Vabbé che ha solo una ventina d’anni, però fa impressione lo stesso.
Continuando la risalita il percorso diventa più tortuoso e iniziano a vedersi qua e là dei grossi massi sotto il pelo dell’acqua.
Superiamo tutta una serie di rapide, il guido fa miracoli, noi ci laviamo fino alle mutande ma siamo felici come bambini a Gardaland.
Improvvisamente la canoa si mette di traverso. L’acqua inizia ad entrare dai fianchi, mi volto per cercare la guida e la vedo immersa nel fiume fino alle spalle che tenta di raddrizzare il mezzo.
Dopo 30 secondi di sforzi vani capisce che non ce la può fare.
Tutti giù a spingere!
Lascio la macchina foto a Sara e mi butto in acqua con gli altri ragazzi.
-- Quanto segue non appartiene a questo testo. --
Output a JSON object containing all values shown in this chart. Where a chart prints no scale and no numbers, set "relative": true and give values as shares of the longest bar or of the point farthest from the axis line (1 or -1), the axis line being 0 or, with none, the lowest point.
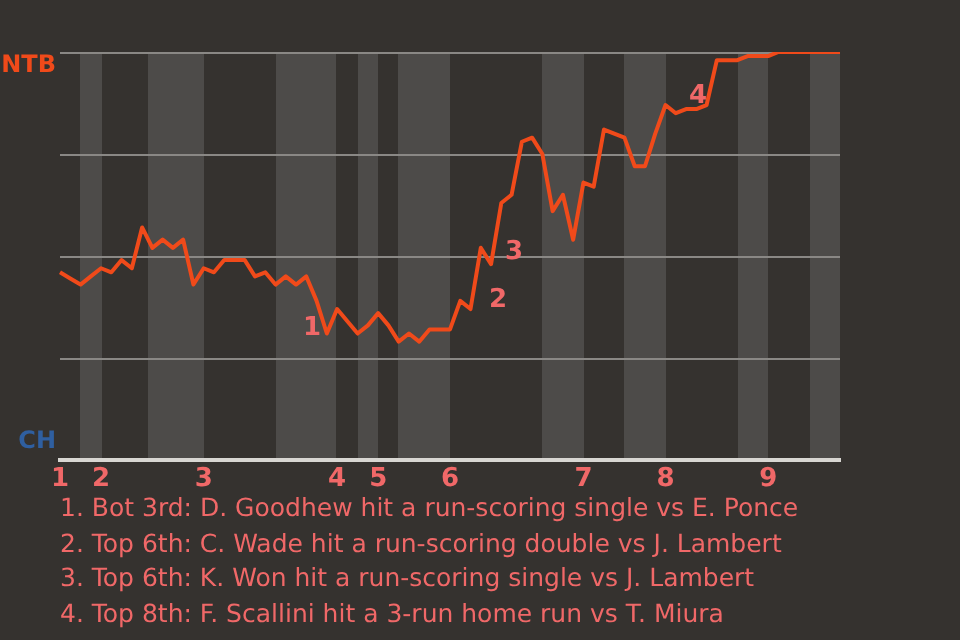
{
  "chart_data": {
    "type": "line",
    "relative": true,
    "categories": [
      "1",
      null,
      null,
      null,
      "2",
      null,
      null,
      null,
      null,
      null,
      null,
      null,
      null,
      null,
      "3",
      null,
      null,
      null,
      null,
      null,
      null,
      null,
      null,
      null,
      null,
      null,
      null,
      "4",
      null,
      null,
      null,
      "5",
      null,
      null,
      null,
      null,
      null,
      null,
      "6",
      null,
      null,
      null,
      null,
      null,
      null,
      null,
      null,
      null,
      null,
      null,
      null,
      "7",
      null,
      null,
      null,
      null,
      null,
      null,
      null,
      "8",
      null,
      null,
      null,
      null,
      null,
      null,
      null,
      null,
      null,
      "9",
      null,
      null,
      null,
      null,
      null,
      null,
      null
    ],
    "series": [
      {
        "values": [
          0.46,
          0.445,
          0.43,
          0.45,
          0.47,
          0.46,
          0.49,
          0.47,
          0.57,
          0.52,
          0.54,
          0.52,
          0.54,
          0.43,
          0.47,
          0.46,
          0.49,
          0.49,
          0.49,
          0.45,
          0.46,
          0.43,
          0.45,
          0.43,
          0.45,
          0.39,
          0.31,
          0.37,
          0.34,
          0.31,
          0.33,
          0.36,
          0.33,
          0.29,
          0.31,
          0.29,
          0.32,
          0.32,
          0.32,
          0.39,
          0.37,
          0.52,
          0.48,
          0.63,
          0.65,
          0.78,
          0.79,
          0.75,
          0.61,
          0.65,
          0.54,
          0.68,
          0.67,
          0.81,
          0.8,
          0.79,
          0.72,
          0.72,
          0.8,
          0.87,
          0.85,
          0.86,
          0.86,
          0.87,
          0.98,
          0.98,
          0.98,
          0.99,
          0.99,
          0.99,
          1,
          1,
          1,
          1,
          1,
          1,
          1
        ],
        "color": "#f04a1a"
      }
    ],
    "grid": "y",
    "legend": false,
    "marker": "none",
    "line_style": "solid",
    "annotations": [
      "NTB",
      "CH",
      "1",
      "2",
      "3",
      "4",
      "1. Bot 3rd: D. Goodhew hit a run-scoring single vs E. Ponce",
      "2. Top 6th: C. Wade hit a run-scoring double vs J. Lambert",
      "3. Top 6th: K. Won hit a run-scoring single vs J. Lambert",
      "4. Top 8th: F. Scallini hit a 3-run home run vs T. Miura"
    ]
  }
}
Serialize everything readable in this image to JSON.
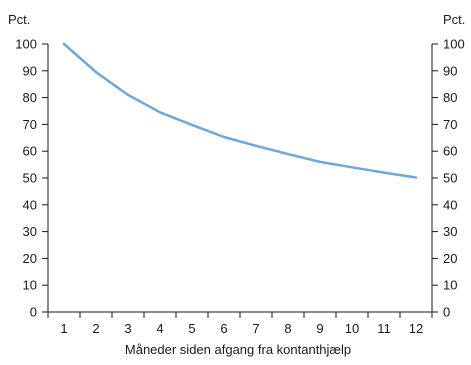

Con la nostra forza bruta lottiamo contro la corrente impetuosa.
3…2…1…spingere!!!!!!!
Niente di niente, siamo incagliati con i fiocchi questa volta. O forse il problema è la nostra forza bruta…
Riproviamo e riproviamo, già inizio a pensare a cosa posso salvare dallo zaino prima che il fiume se lo porti via per sempre.
Ci sarebbero quelle mutande a quadretti…..
Improvvisamente da dietro un’ansa spunta un’altra canoa, ci vede e fa rotta verso di noi.
Saltano tutti giù per aiutarci, la solidarietà fluviale, agguantiamo l’imbarcazione e….vai che si muove!
Anche per questa volta le mutande sono salve.
Arriviamo a riva stanchi morti, ma la Churum come per magia tira fuori una cassa di birra da sotto un telo.
Ahhhhhhhhh, che soddisfazione.
Dopo poco ripartiamo. Un’altra ora di navigazione, un paio a piedi, e...
…937 metri di caduta libera.
Il Salto Angel, la cascata più alta del mondo.
L’acqua è fredda, ma un bel bagno non me lo toglie nessuno.